Addressing this issue might seem obvious, but until recently, tests to check the contents of cell lines were complex and time-consuming. In a bid to address this, scientists at biotech firm Genentech have created a cheap and efficient way to identify cell lines (2). Using standard tests to distinguish cells by short, repeated DNA sequences, the team gathered profiles for cell lines from seven databases and created a clean list of existing cell lines after cross-referencing all profiles (they narrowed a collection of 8,577 DNA profiles to 2,787 unique ones). The firm has uploaded its data to the US National Center for Biotechnology Information, and it’s also working to make it more widely available. They also compared variations in single nucleotides of DNA in order to profile cell lines. In a Nature press release (3), Jon Lorsch, head of the US National Institute of General Medical Sciences says, “The fact that Genentech has chosen to invest in dealing with this problem gives a clear signal that it needs to be dealt with.”

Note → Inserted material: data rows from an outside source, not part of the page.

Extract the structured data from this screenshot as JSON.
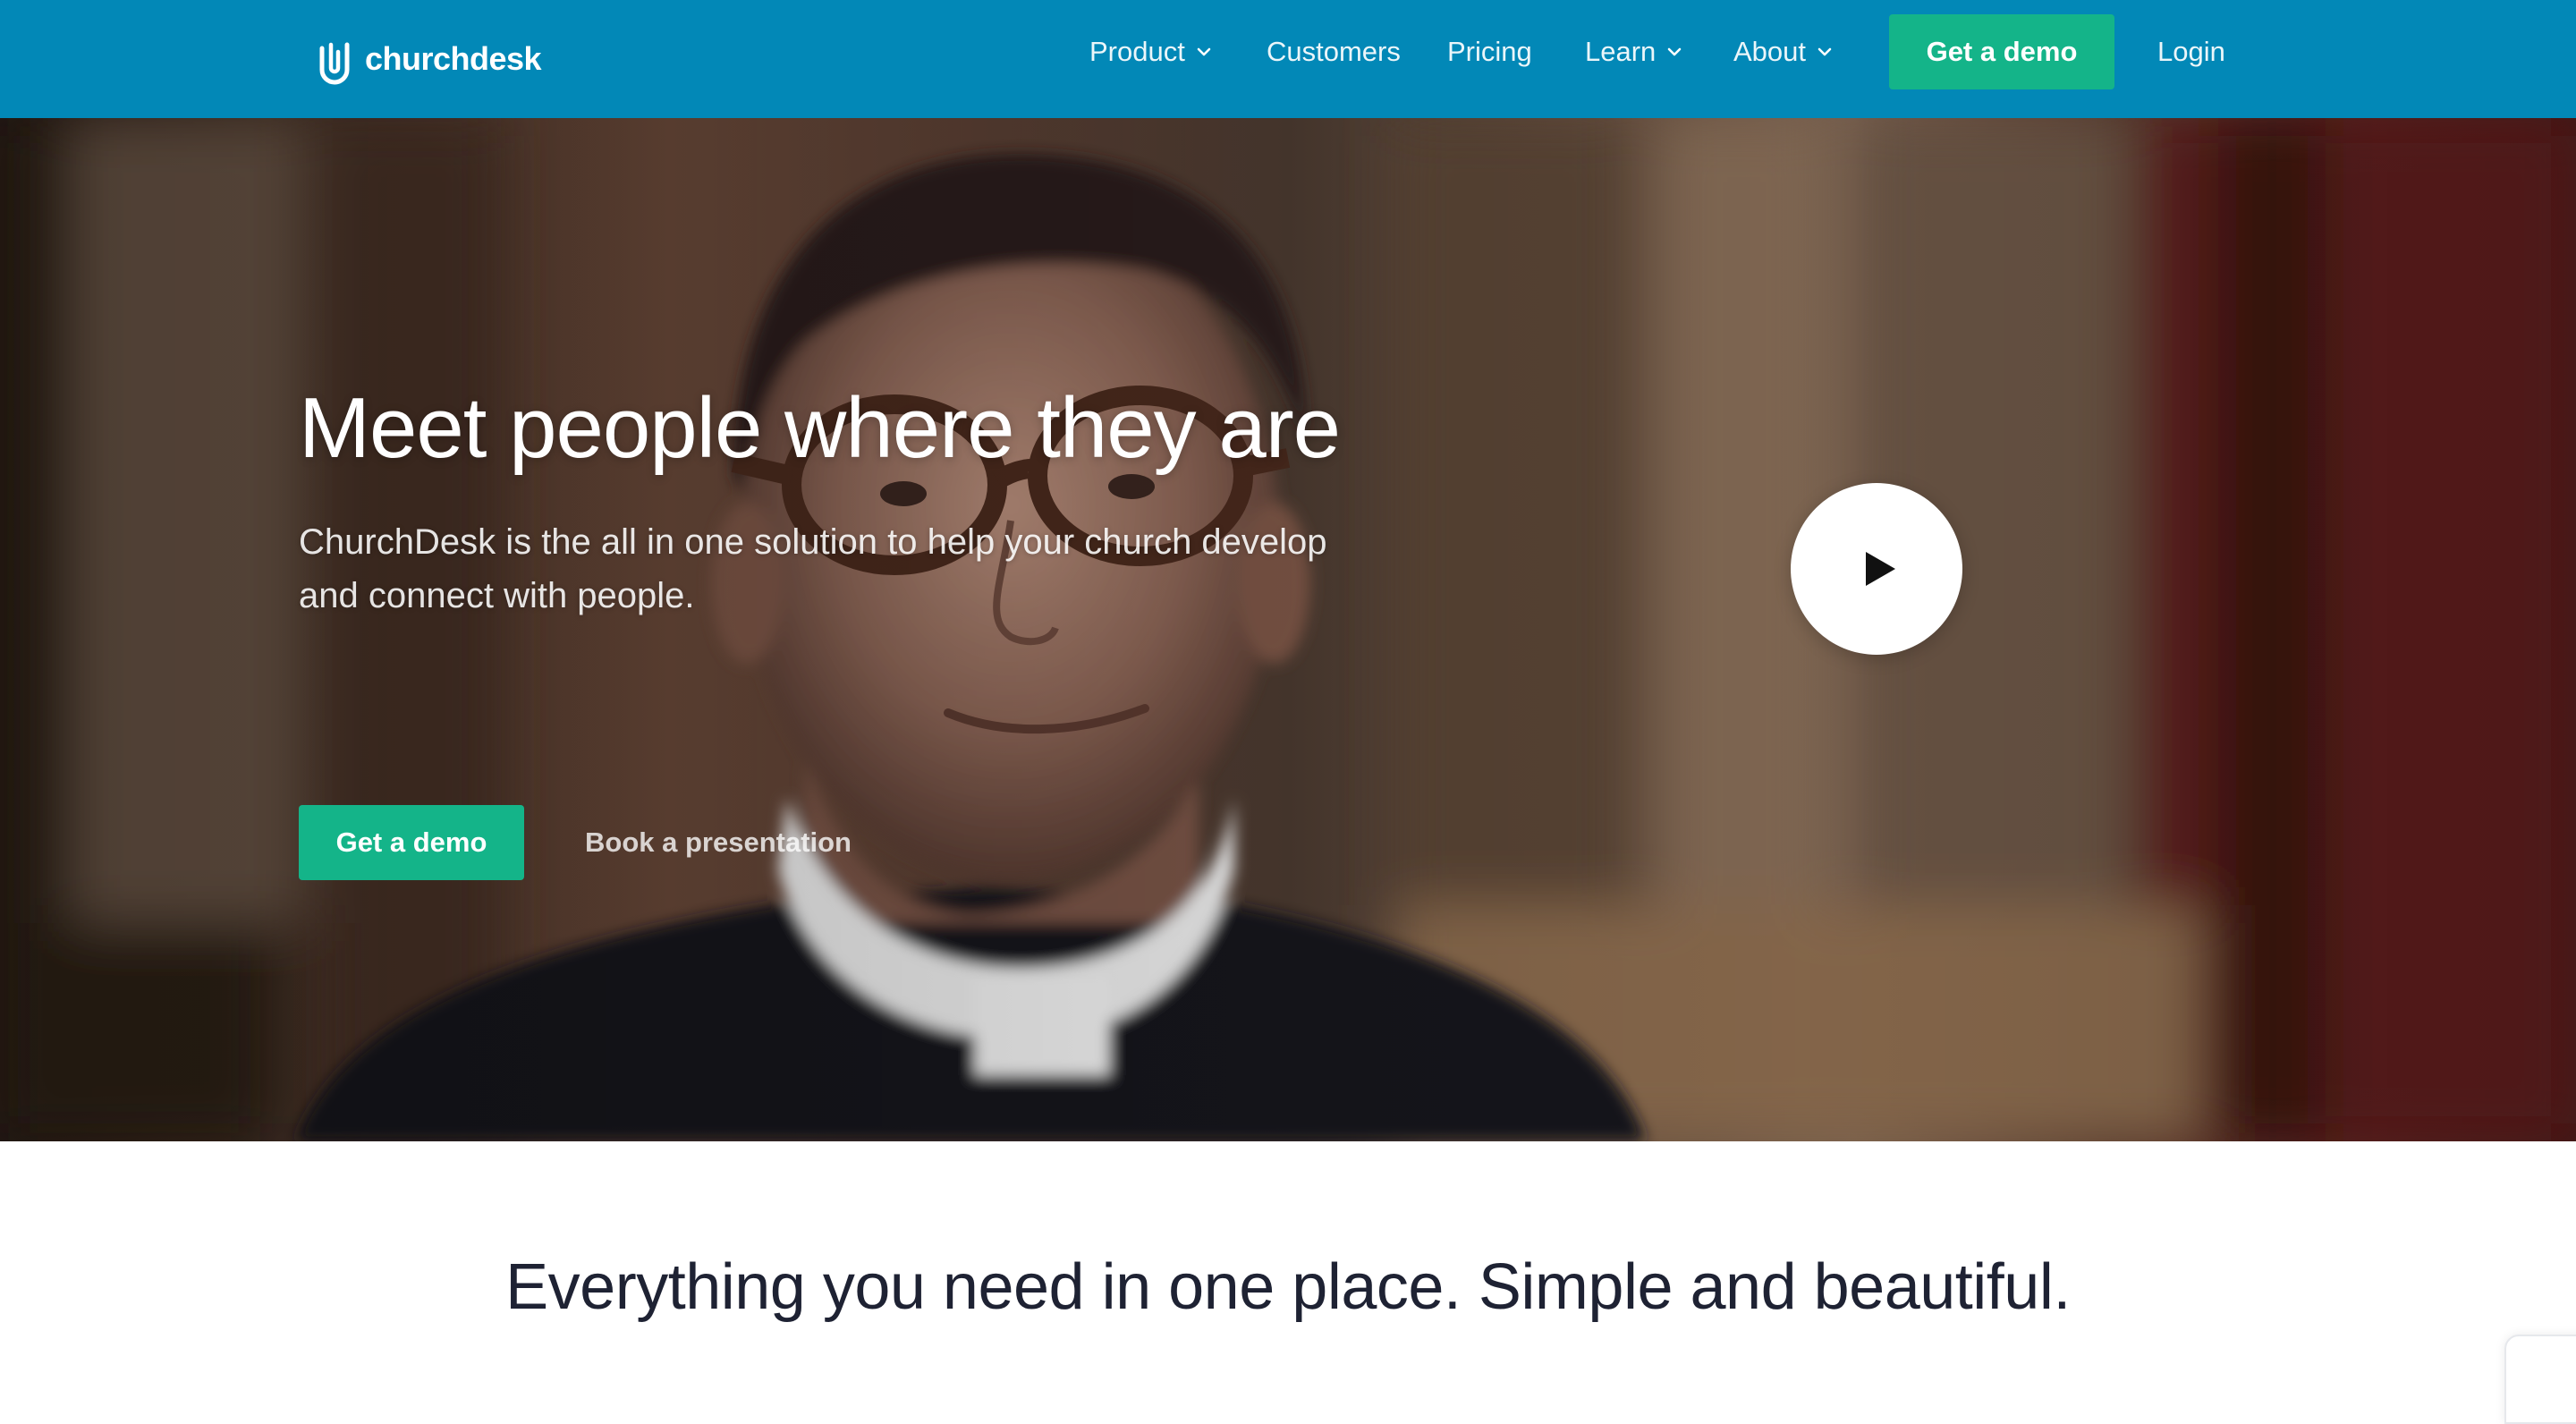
{
  "brand": {
    "name": "churchdesk",
    "nav_color": "#0288b7",
    "accent_color": "#14b489"
  },
  "nav": {
    "items": [
      {
        "label": "Product",
        "has_dropdown": true
      },
      {
        "label": "Customers",
        "has_dropdown": false
      },
      {
        "label": "Pricing",
        "has_dropdown": false
      },
      {
        "label": "Learn",
        "has_dropdown": true
      },
      {
        "label": "About",
        "has_dropdown": true
      }
    ],
    "demo_label": "Get a demo",
    "login_label": "Login"
  },
  "hero": {
    "title": "Meet people where they are",
    "subtitle": "ChurchDesk is the all in one solution to help your church develop and connect with people.",
    "primary_cta": "Get a demo",
    "secondary_cta": "Book a presentation",
    "play_icon": "play-icon"
  },
  "section": {
    "title": "Everything you need in one place. Simple and beautiful."
  }
}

More needs to be done to highlight the extent of this issue though. The Global Biological Standards Institute, for example, has launched a social media campaign, #authenticate, to publicize the problem of misidentified cell lines. And in next month’s issue, we speak with members of a working group of the European Federation of clinical Chemistry and Laboratory Medicine (EFLM) about the work that they are doing to eliminate preanalytical sample errors, so look out for it in the May issue of The Pathologist…
- Editorial, “Announcement: time to tackle cells’ mistaken identity”, Nature 520, 264 (2015).
- M Yu, et al., “A resource for cell line authentication, annotation and quality control,” Nature, 520, 307–311 (2015). PMID: 25877200.
- Nature News, “Biotech firm announces fast test to unmask imposter cell lines”, bit.ly/1cCxlvG. Accessed April 17, 2015.